Late that night, we staffers took a victory lap around the bar of the Sheraton Tara, accepting congratulatory cocktails from reporters just steps from the lobby where we'd been mauled on Gennifer and the draft. Across the bar, I spotted Pat Buchanan, holding court with a bare-toothed grin. Beer-and-shot populist in union halls by day, sipping an incongruous chardonnay with his Beltway friends at midnight, he'd shocked President Bush that day by winning 37 percent of the Republican vote. With Bush that weak, working in the White House wasn't just a fantasy anymore.

But we had to keep the hoofbeats at bay.

4 HIGHER UP, DEEPER IN

T
he Secret Service agents made it real. The morning after the New Hampshire primary, when I cracked open my door to collect the newspapers, there they were, guarding the governor's suite down the hall. Molded ear pieces, microphones hidden in their sleeves, magnums strapped to their backs — concrete reminders that Clinton might be a target of more than the tabloids. All through the fall I had a recurring fantasy about wrestling a gunman to the ground to save Clinton. From now on I would share that imagined responsibility with the United States Government.

We flew south with our new security detail, a bigger jet, and a surge of confidence to soothe our New Hampshire hangovers. In a single day, we'd gone from doomed back to unbeatable. Lazarus, just like Clinton said. Kerrey and Harkin hadn't met expectations; both would soon drop out. Cuomo's write-in campaign fizzled; he'd never get in. That left Paul Tsongas as our prime opponent, which was fine with all of us except the one who counted most. On the flight out of Manchester, Clinton called Paul Begala and me to the front of the plane in a fury and waved an
Atlanta Journal
in our faces. The fact that editorial pages were bashing Clinton's middle-class tax cut and praising Tsongas's call for fiscal pain drove him crazy. Our more populist approach would win us the primaries, but Clinton felt as if he was slumming and hated getting called on it.

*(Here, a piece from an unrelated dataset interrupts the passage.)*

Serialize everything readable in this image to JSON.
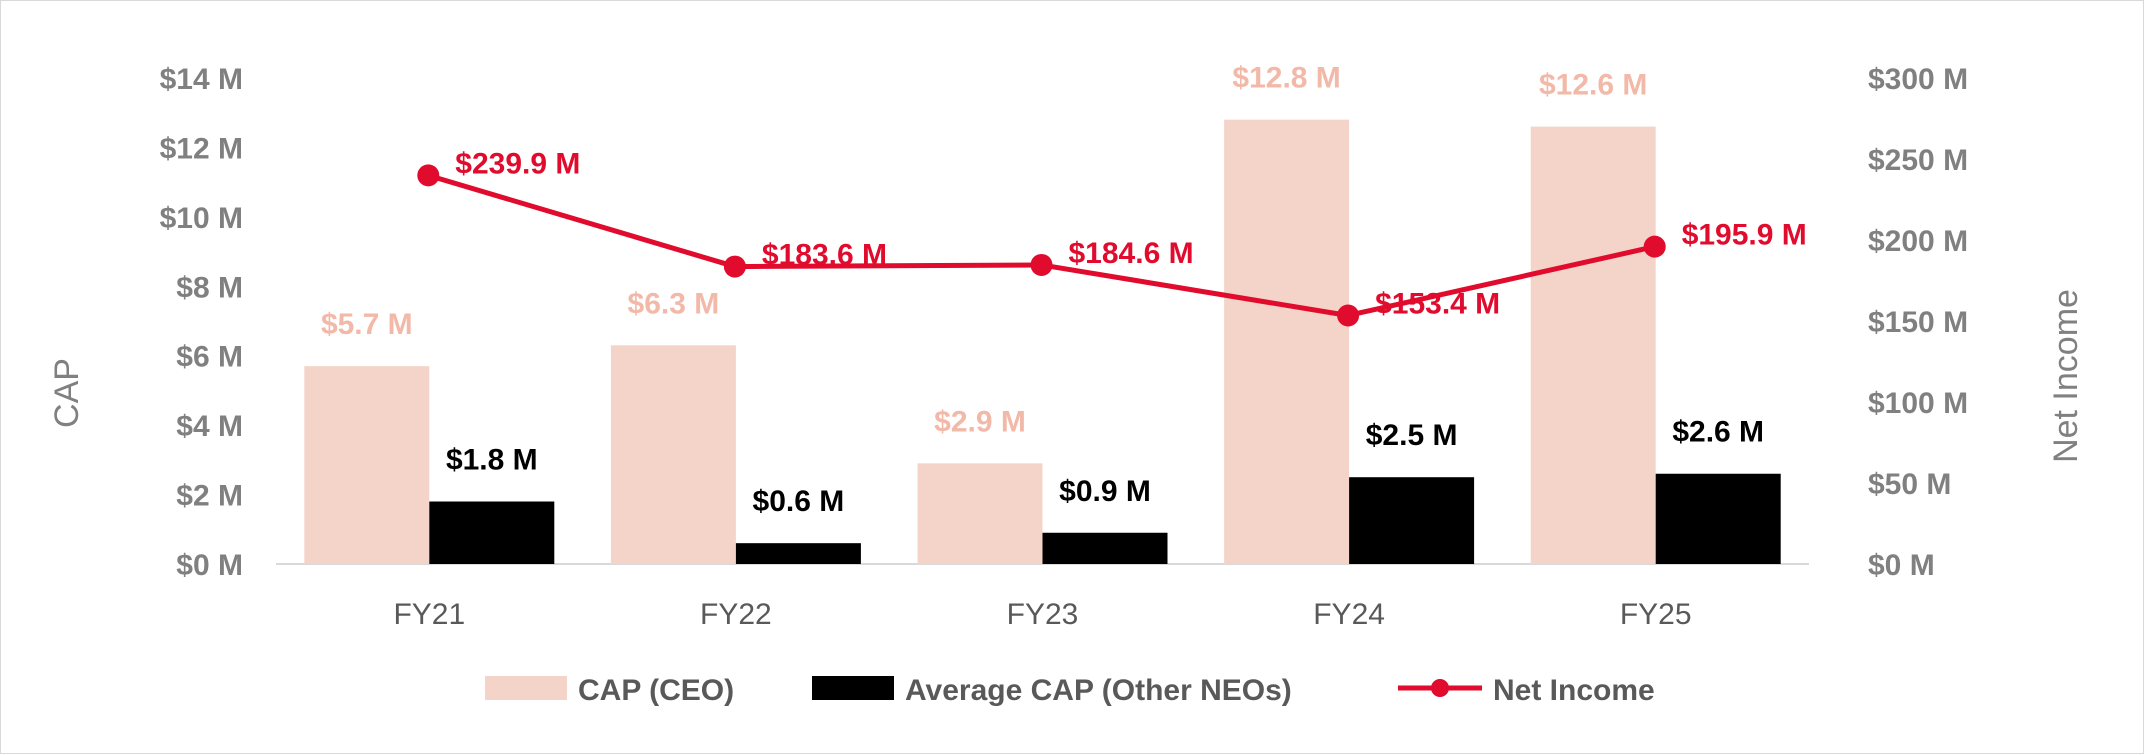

The nomination was ours to lose — but we did our best to make it a race as the spring unraveled a skein of oddly joyless victories. We were winning ugly; every week we'd snuff out an incipient scandal, grind out a majority, and watch Clinton grow more unpopular. No candidate had ever compiled such high negative ratings while winning the nomination. Primary exit polls consistently showed that Ross Perot — the weird little man who was a ventriloquist's dummy for voter anger — was outpolling Clinton. Establishment Democrats wondered aloud whether a Bradley, a Bentsen, or a Gephardt could jump in and save the party from its damaged front-runner.

When we formally clinched the nomination with a win in California on June 2, the
New York Times
ran a front-page story on the prospect that delegates to the Democratic convention would throw Clinton over for someone new. A “brokered” convention — the dream of political junkies and our worst nightmare.

We bottomed out that night. Clinton was a wreck — exhausted, overweight, angry, and in danger of doing permanent damage to the asset no politician can do without: his voice. Our campaign was broke in every way. We hadn't been paid in months, and our team was split into squabbling camps: the consultants in Washington, the headquarters in Little Rock, and Clinton on the plane. Polls forecasting the November election put us in third place, behind Bush and Perot.